Vers le milieu de l’après-midi, tu sais quoi ? J’ai perçu, au loin, un ronflement bizarre de plus en plus fort. C’était un hélicoptère. Il s’est posé sur le jardin ravagé, juste derrière ma haie de groseillier. Là, j’ai craint le pire.
Un long bonhomme élégant, aux chaussures noires est descendu de l’appareil. Accueilli par l’intendant robotique, je l’ai vu, il n’a pas tardé à gesticuler comme un lucifer de carnaval.
De mon côté, je ruminais. Je ne voulais pas laisser tomber mon pote le robot. Bien décidée, je me suis rendue dans la villa voisine pour apostropher le big boss qui sirotait un whisky on the rock :
‑ Hep, monsieur ! je suis votre voisine…
‑ Enchanté, mais…
Je ne l’ai pas laissé terminer sa phrase.
‑ Si vous virez Trickster, je le prends, que je lui dis.
‑ Mais, ma pauvre dame, c’est une source d’ennui, ce modèle. Si vous saviez tout ce qu’il a commis en mon absence dans cette résidence…
‑ Il n’en peut rien. C’est à cause de moi, que je lui dis.
Il s’est pincé les lèvres, dirigeant son regard vers le plafond.

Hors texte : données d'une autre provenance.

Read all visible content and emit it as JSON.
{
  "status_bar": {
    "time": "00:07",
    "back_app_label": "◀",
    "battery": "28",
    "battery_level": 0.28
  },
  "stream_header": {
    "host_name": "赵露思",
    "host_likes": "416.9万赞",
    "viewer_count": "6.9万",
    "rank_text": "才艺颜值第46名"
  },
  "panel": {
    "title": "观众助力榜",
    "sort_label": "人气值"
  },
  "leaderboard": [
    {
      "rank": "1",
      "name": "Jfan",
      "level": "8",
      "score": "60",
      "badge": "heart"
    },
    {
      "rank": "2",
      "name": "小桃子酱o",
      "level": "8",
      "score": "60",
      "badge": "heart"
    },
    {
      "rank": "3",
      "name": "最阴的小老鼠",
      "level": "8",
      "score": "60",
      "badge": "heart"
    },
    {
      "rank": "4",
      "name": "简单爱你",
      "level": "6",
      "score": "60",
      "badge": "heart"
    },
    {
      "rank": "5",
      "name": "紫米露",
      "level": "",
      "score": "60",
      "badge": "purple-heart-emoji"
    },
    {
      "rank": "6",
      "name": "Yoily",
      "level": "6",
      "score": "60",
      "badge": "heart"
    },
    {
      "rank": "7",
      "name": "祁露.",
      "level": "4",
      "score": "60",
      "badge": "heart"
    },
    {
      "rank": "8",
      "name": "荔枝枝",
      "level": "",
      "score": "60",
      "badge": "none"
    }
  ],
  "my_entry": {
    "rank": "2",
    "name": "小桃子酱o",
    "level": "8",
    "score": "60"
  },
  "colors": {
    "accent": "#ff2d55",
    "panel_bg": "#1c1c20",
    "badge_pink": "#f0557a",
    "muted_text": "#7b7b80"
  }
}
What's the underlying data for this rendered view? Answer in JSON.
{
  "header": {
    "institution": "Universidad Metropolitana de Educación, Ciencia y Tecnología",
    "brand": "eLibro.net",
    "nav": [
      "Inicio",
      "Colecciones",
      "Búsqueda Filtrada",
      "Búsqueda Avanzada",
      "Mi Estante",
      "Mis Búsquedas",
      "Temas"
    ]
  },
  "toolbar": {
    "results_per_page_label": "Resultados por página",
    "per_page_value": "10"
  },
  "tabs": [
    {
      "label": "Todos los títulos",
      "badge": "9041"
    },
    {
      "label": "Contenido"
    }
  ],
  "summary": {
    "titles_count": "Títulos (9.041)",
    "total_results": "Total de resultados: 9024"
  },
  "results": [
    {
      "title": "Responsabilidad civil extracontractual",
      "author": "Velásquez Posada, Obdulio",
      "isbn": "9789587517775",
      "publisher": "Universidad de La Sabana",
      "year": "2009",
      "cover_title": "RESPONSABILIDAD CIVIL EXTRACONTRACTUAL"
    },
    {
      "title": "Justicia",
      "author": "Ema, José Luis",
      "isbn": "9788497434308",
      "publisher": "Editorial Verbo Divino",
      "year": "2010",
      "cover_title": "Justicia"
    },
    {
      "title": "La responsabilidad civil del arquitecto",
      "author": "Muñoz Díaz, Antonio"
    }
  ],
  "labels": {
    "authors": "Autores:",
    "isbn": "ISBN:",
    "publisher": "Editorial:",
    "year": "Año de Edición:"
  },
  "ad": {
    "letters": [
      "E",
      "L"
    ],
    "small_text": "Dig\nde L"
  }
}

‑ OK, voisine, alors, bon tandem avec lui. Il est à vous. J’ai assez donné pour ce spécimen, qu’il me fait en levant son verre ambré.
Tamines, le soir du 4 novembre
Très chère page blanche,
En cherchant des tenailles pour déboucher mon mousseux, je t’ai enfin retrouvé, mon précieux cahier ! Tu avais disparu le jour même où mon malin domestique a emménagé dans ma maison. T’aurait-il confisqué ? Toujours est-il que tu traînais sous un vieux journal au fond de ma caisse à outils (outils que je n’utilise plus depuis la présence de mon robot). En tout cas, pour sûr, ce n’est pas moi qui t’ai glissée dans cette cachette !
Lorsque j’ai demandé à mon automate tip top si c’était lui qui avait caché mon journal intime, ce qu’il m’a répondu sans vergogne m’a paru du charabia : écrire sa vie favoriserait la distanciation, donc l’esprit critique. Une telle rédaction stimulerait Bobonne à juger les services de son robot. Quel blabla ! De toute façon, je ne lui en veux pas.
C’est qu’il me fait tout, mon Trickster ! Même que j’en vois de toutes les couleurs avec lui ! Il me concocte des petits plats épicés pour senior. Il bricole (quel bonheur d’avoir un robot bricoleur ! devrais-je chanter). Il a rafraîchi mon séjour, ma chambre et ma salle de bain, le tout avec un goût trop futuriste pour moi, avec des matériaux collectés dans mon grenier. Il a bidouillé mon vieux vélo : maintenant, j’indique au guidon le cap et le deux roues pédale à ma place jusqu’à ma destination. Il assure ma comptabilité, ne paie mes factures qu’après un échange soutenu de courriers, lesquels pointent coquilles, incohérences des chiffres, montants erronés.
Cette nuit, comme je ronflais, il m’a réveillée. Il m’a cité Hugo : « Tout bruit écouté longtemps devient une voix ». Il a conclu qu’un squatter m’habitait. Mais il m’a dit cela avec un étrange sourire. Mon robot aurait-il été conçu pour être un plaisantin ?
Et la dernière, tu ne vas pas me croire ! Je sentais qu’il mijotait quelque chose, je l’ai espionné. J’ai découvert la surprise de ses préparatifs : pour mon anniversaire, il a réussi, j’ignore comment, à faire venir ma fille et mon fils !
Tu comprends maintenant, ma chère, je ne peux plus m’en passer de ce… comment dire ? Ce grand et indécrottable farfadet !
Notes :
[1] Grand village wallon dans la province de Namur, en Belgique.
[2] Vieille expression belge pour tablier, blouse de travail.